【大阪万博の遺産】太陽の塔、解体危機からの奇跡の復活劇

太陽の塔。1970年大阪万博の象徴として、岡本太郎氏の手によって生み出されたこの巨像は、実は一度は解体の危機に瀕していた。今回は、万博閉幕後、撤去の危機から奇跡の復活を遂げた太陽の塔の歴史を紐解いていく。

撤去対象だった太陽の塔

1970年の大阪万博は、多くのパビリオンが閉幕後6ヶ月以内に解体されるという条件で開催された。これは世界的な博覧会の標準的な慣行であり、長期的な保存は想定されていなかった。
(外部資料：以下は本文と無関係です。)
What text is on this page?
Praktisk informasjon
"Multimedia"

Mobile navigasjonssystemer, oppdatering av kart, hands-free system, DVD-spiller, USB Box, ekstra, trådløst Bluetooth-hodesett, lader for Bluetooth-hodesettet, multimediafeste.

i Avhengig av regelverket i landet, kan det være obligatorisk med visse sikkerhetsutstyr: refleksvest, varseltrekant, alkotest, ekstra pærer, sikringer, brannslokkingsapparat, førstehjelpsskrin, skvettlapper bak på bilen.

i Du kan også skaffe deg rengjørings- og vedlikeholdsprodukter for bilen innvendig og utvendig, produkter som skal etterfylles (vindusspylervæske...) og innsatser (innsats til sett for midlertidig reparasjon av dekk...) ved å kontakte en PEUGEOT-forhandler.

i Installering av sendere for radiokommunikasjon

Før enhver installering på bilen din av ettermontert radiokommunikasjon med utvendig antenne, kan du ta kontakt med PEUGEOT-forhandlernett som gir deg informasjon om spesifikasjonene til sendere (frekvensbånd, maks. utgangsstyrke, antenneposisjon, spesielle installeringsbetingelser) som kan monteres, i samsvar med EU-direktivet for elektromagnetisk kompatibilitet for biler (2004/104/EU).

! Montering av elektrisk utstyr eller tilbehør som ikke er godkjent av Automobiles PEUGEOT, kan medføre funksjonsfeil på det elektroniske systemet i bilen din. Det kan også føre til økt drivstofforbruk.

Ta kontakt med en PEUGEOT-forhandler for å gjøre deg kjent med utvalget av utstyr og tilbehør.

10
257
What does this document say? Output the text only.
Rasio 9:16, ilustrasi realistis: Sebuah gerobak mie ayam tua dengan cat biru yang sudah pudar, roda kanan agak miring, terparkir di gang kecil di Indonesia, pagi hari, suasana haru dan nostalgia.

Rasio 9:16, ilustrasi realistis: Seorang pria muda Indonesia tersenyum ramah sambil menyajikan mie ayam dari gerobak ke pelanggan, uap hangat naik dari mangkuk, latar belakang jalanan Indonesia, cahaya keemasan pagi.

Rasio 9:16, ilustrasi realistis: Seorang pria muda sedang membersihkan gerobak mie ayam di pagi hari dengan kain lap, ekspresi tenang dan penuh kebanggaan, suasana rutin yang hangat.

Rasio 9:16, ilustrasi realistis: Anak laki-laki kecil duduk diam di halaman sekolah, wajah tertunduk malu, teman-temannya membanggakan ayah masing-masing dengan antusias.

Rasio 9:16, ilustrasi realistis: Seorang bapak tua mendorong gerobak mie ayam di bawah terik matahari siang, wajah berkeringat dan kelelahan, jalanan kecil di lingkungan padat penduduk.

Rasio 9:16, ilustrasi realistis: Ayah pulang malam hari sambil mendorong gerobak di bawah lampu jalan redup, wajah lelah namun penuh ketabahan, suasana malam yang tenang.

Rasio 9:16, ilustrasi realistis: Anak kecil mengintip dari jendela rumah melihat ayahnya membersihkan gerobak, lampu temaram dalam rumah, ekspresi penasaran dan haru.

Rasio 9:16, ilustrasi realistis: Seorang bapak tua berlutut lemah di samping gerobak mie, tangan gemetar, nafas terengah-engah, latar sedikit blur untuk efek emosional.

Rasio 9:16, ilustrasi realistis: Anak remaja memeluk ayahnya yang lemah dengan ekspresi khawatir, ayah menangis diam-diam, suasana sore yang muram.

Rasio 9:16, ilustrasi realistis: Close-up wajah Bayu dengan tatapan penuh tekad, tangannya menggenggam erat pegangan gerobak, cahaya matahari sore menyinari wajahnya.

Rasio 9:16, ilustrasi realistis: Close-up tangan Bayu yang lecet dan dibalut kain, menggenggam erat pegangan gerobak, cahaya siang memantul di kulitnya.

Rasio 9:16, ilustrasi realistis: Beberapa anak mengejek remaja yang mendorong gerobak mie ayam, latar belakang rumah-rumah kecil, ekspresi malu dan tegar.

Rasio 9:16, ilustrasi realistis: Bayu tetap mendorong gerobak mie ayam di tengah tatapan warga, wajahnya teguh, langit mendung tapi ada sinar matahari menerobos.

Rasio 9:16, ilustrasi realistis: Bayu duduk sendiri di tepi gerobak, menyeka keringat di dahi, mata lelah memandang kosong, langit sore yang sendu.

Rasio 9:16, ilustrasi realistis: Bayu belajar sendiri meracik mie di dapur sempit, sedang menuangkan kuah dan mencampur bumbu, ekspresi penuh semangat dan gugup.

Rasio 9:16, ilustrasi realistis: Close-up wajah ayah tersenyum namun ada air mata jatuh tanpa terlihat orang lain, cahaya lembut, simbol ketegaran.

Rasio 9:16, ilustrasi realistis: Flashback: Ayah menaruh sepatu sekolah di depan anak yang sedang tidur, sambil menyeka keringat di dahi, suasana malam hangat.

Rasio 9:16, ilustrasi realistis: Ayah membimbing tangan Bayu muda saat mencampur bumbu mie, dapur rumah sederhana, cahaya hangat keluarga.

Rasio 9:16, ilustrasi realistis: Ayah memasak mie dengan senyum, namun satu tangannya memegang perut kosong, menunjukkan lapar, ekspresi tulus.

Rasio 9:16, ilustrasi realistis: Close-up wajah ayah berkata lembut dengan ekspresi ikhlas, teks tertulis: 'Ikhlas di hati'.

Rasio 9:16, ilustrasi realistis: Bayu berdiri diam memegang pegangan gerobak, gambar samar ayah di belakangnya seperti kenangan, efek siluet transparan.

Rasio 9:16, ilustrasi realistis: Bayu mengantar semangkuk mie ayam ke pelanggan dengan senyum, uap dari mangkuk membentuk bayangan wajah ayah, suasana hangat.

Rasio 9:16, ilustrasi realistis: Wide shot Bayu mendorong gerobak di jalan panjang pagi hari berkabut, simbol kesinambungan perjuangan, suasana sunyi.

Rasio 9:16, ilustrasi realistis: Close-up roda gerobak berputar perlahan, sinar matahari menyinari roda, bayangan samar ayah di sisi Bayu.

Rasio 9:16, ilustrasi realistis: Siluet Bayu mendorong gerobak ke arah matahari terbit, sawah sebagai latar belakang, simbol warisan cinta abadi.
万博終了後、多くのパビリオンが次々と姿を消していく中、太陽の塔も例外ではなく、当初は「保留」という曖昧な状態に置かれていた。

1972年、日本万国博覧会記念協会は、太陽の塔を含む記念公園の開発計画を発表。その中で、維持費の高騰を理由に太陽の塔を1976年度に解体する方針を決定した。爆破による撤去案まで検討されていたというから驚きだ。

太陽の塔(写真=663highland/CC-BY-SA-3.0/Wikimedia Commons)太陽の塔(写真=663highland/CC-BY-SA-3.0/Wikimedia Commons)

高校生の手紙が未来を変えた

しかし、太陽の塔の運命を大きく変える出来事が起こる。1974年、大阪の高校生、藤井秀雄さんが新聞で撤去計画を知り、日本万国博覧会記念協会に手紙を送ったのだ。「夢と希望を与えてくれた太陽の塔を壊さないでほしい」という切実な訴えは、大きな反響を呼び、保存を求める署名活動へと発展。そして1975年、ついに太陽の塔の永久保存が決定された。

一人の高校生の行動が、未来を変えた瞬間だった。当時の新聞記者が藤井さんの自宅に取材に訪れたという事実からも、この出来事がいかに社会的に大きなインパクトを与えたかがわかる。

未来への希望を託されたシンボル

高度経済成長期の真っただ中、太陽の塔は未来への希望を象徴する存在だった。多くの人々にとって、それは単なるモニュメントではなく、未来への夢や希望が詰まった特別な存在だったのだ。

世界最大級の木造建築「大屋根リング」世界最大級の木造建築「大屋根リング」

1970年の万博を経験した世代にとって、それは単なるイベントではなく、日本の未来そのものだった。そして、太陽の塔はその象徴として、今もなお人々の心に生き続けている。解体の危機を乗り越え、未来へと受け継がれていく太陽の塔は、私たちに未来への希望と、未来を切り開く勇気を与えてくれるだろう。